Mots et expressions en patois du Livradois-Forez (Puy-de-Dôme) à connaître pour briller en société
Le guide du routard n’existait pas encore à l’époque. Mais au XIXe siècle, la publication de ces quelques expressions aurait pu être bien utile au voyageur étranger traversant les monts du Forez ou le plateau du Livradois. Des expressions qui permettent aussi aujourd'hui de briller en soirée, pourquoi pas.

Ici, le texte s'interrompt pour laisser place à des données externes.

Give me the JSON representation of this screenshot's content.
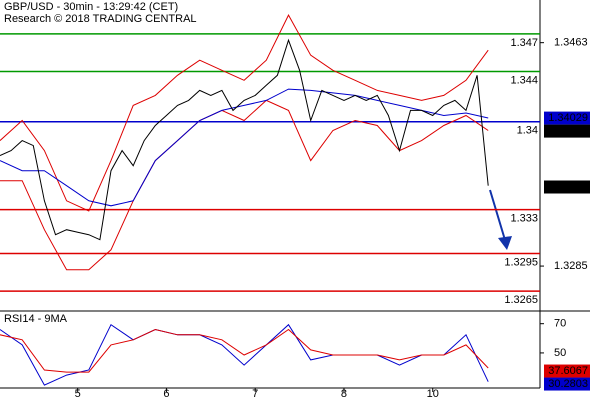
{
  "chart_data": [
    {
      "type": "line",
      "title": "GBP/USD - 30min - 13:29:42 (CET)",
      "subtitle": "Research © 2018 TRADING CENTRAL",
      "xlim": [
        0,
        146
      ],
      "ylim": [
        1.325,
        1.3497
      ],
      "yticks": [
        1.3463,
        1.3285
      ],
      "levels": [
        {
          "value": 1.347,
          "color": "#009900"
        },
        {
          "value": 1.344,
          "color": "#009900"
        },
        {
          "value": 1.34,
          "color": "#0000cc"
        },
        {
          "value": 1.333,
          "color": "#dd0000"
        },
        {
          "value": 1.3295,
          "color": "#dd0000"
        },
        {
          "value": 1.3265,
          "color": "#dd0000"
        }
      ],
      "series": [
        {
          "color": "#dd0000",
          "x": [
            0,
            6,
            12,
            18,
            24,
            30,
            36,
            42,
            48,
            54,
            60,
            66,
            72,
            78,
            84,
            90,
            96,
            102,
            108,
            114,
            120,
            126,
            132
          ],
          "values": [
            1.3385,
            1.3401,
            1.3377,
            1.3337,
            1.3329,
            1.3369,
            1.3413,
            1.3421,
            1.3437,
            1.3449,
            1.3441,
            1.3433,
            1.3449,
            1.3485,
            1.3453,
            1.3441,
            1.3433,
            1.3425,
            1.3421,
            1.3417,
            1.3421,
            1.3433,
            1.3457
          ]
        },
        {
          "color": "#dd0000",
          "x": [
            0,
            6,
            12,
            18,
            24,
            30,
            36,
            42,
            48,
            54,
            60,
            66,
            72,
            78,
            84,
            90,
            96,
            102,
            108,
            114,
            120,
            126,
            132
          ],
          "values": [
            1.3353,
            1.3353,
            1.3314,
            1.3282,
            1.3282,
            1.3298,
            1.3337,
            1.3369,
            1.3385,
            1.3401,
            1.3409,
            1.3401,
            1.3417,
            1.3409,
            1.3369,
            1.3393,
            1.3401,
            1.3397,
            1.3377,
            1.3385,
            1.3397,
            1.3405,
            1.3393
          ]
        },
        {
          "color": "#0000cc",
          "x": [
            0,
            6,
            12,
            18,
            24,
            30,
            36,
            42,
            48,
            54,
            60,
            66,
            72,
            78,
            84,
            90,
            96,
            102,
            108,
            114,
            120,
            126,
            132
          ],
          "values": [
            1.3369,
            1.3361,
            1.3361,
            1.3349,
            1.3337,
            1.3333,
            1.3337,
            1.3369,
            1.3385,
            1.3401,
            1.3409,
            1.3413,
            1.3417,
            1.3426,
            1.3425,
            1.3423,
            1.3421,
            1.3417,
            1.3413,
            1.3409,
            1.3405,
            1.3407,
            1.3403
          ]
        },
        {
          "color": "#000000",
          "x": [
            0,
            3,
            6,
            9,
            12,
            15,
            18,
            21,
            24,
            27,
            30,
            33,
            36,
            39,
            42,
            45,
            48,
            51,
            54,
            57,
            60,
            63,
            66,
            69,
            72,
            75,
            78,
            81,
            84,
            87,
            90,
            93,
            96,
            99,
            102,
            105,
            108,
            111,
            114,
            117,
            120,
            123,
            126,
            129,
            132
          ],
          "values": [
            1.3373,
            1.3377,
            1.3385,
            1.3381,
            1.3337,
            1.331,
            1.3314,
            1.3312,
            1.331,
            1.3306,
            1.3361,
            1.3377,
            1.3365,
            1.3385,
            1.3397,
            1.3405,
            1.3413,
            1.3417,
            1.3425,
            1.3421,
            1.3425,
            1.3409,
            1.3417,
            1.3421,
            1.3429,
            1.3437,
            1.3465,
            1.3441,
            1.3401,
            1.3425,
            1.3421,
            1.3417,
            1.3421,
            1.3417,
            1.3421,
            1.3405,
            1.3377,
            1.3409,
            1.3409,
            1.3405,
            1.3413,
            1.3417,
            1.3409,
            1.3437,
            1.3349
          ]
        }
      ],
      "price_labels": [
        {
          "value": 1.34029,
          "color": "#0000cc"
        },
        {
          "value": 1.33963,
          "color": "#000000"
        },
        {
          "value": 1.3348,
          "color": "#000000"
        }
      ]
    },
    {
      "type": "line",
      "title": "RSI14 - 9MA",
      "xlim": [
        0,
        146
      ],
      "xticks": [
        {
          "value": 21,
          "label": "5"
        },
        {
          "value": 45,
          "label": "6"
        },
        {
          "value": 69,
          "label": "7"
        },
        {
          "value": 93,
          "label": "8"
        },
        {
          "value": 117,
          "label": "10"
        }
      ],
      "ylim": [
        26,
        78
      ],
      "yticks": [
        70,
        50
      ],
      "series": [
        {
          "color": "#0000cc",
          "x": [
            0,
            6,
            12,
            18,
            24,
            30,
            36,
            42,
            48,
            54,
            60,
            66,
            72,
            78,
            84,
            90,
            96,
            102,
            108,
            114,
            120,
            126,
            132
          ],
          "values": [
            66,
            55.5,
            28,
            34.8,
            38.3,
            69.3,
            59,
            66,
            62.4,
            62.4,
            55.5,
            41.7,
            55.5,
            69.3,
            45.2,
            48.6,
            48.6,
            48.6,
            41.7,
            48.6,
            48.6,
            62.4,
            30.3
          ]
        },
        {
          "color": "#dd0000",
          "x": [
            0,
            6,
            12,
            18,
            24,
            30,
            36,
            42,
            48,
            54,
            60,
            66,
            72,
            78,
            84,
            90,
            96,
            102,
            108,
            114,
            120,
            126,
            132
          ],
          "values": [
            62.4,
            59,
            38.3,
            36.9,
            36.9,
            55.5,
            59,
            66,
            62.4,
            62.4,
            59,
            48.6,
            55.5,
            66,
            52.1,
            48.6,
            48.6,
            48.6,
            45.2,
            48.6,
            48.6,
            55.5,
            39.7
          ]
        }
      ],
      "price_labels": [
        {
          "value": 37.6067,
          "color": "#dd0000"
        },
        {
          "value": 30.2803,
          "color": "#0000cc"
        }
      ]
    }
  ]
}
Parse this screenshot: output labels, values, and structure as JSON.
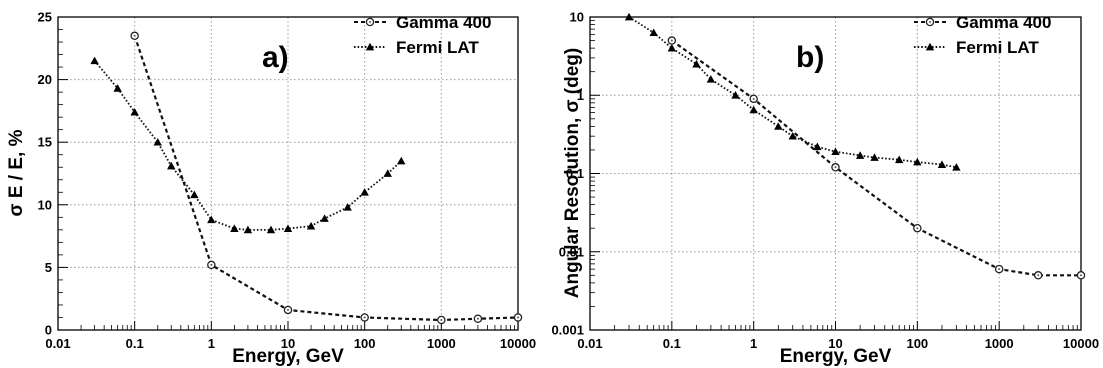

« Bonjour, au revoir, merci, pardon, s’il vous plaît ? » « Bonjorn, a reveire, granmerces, desolat, si-’os-plai ? » Les mots ne suffisent pas, c’est aussi l’intention qui compte. Et avant de dire « Bonjour », on s’interpelle notamment sur une interrogation qui demandera une réponse plus ou moins longue. « Au revoir » est peu usité. On lui préférera, pour faire local, l’expression traduite « Je vais prendre du souci ».
« Où peut-on manger ? » - « Ente podèm golar ? » Là aussi, il convient de se conformer aux coutumes. Dans le temps, le déjeuner se dit dîner et on soupe au dîner, le soir. « On mangeait moins mais plus souvent à différentes heures de la journée », ajoute Laurent Boithias, un spécialiste en la matière. De fait, le terme « casse-croûte » était le plus fréquemment employé. On « faisait » le casse-croûte de 10 heures, celui de 16 heures, etc.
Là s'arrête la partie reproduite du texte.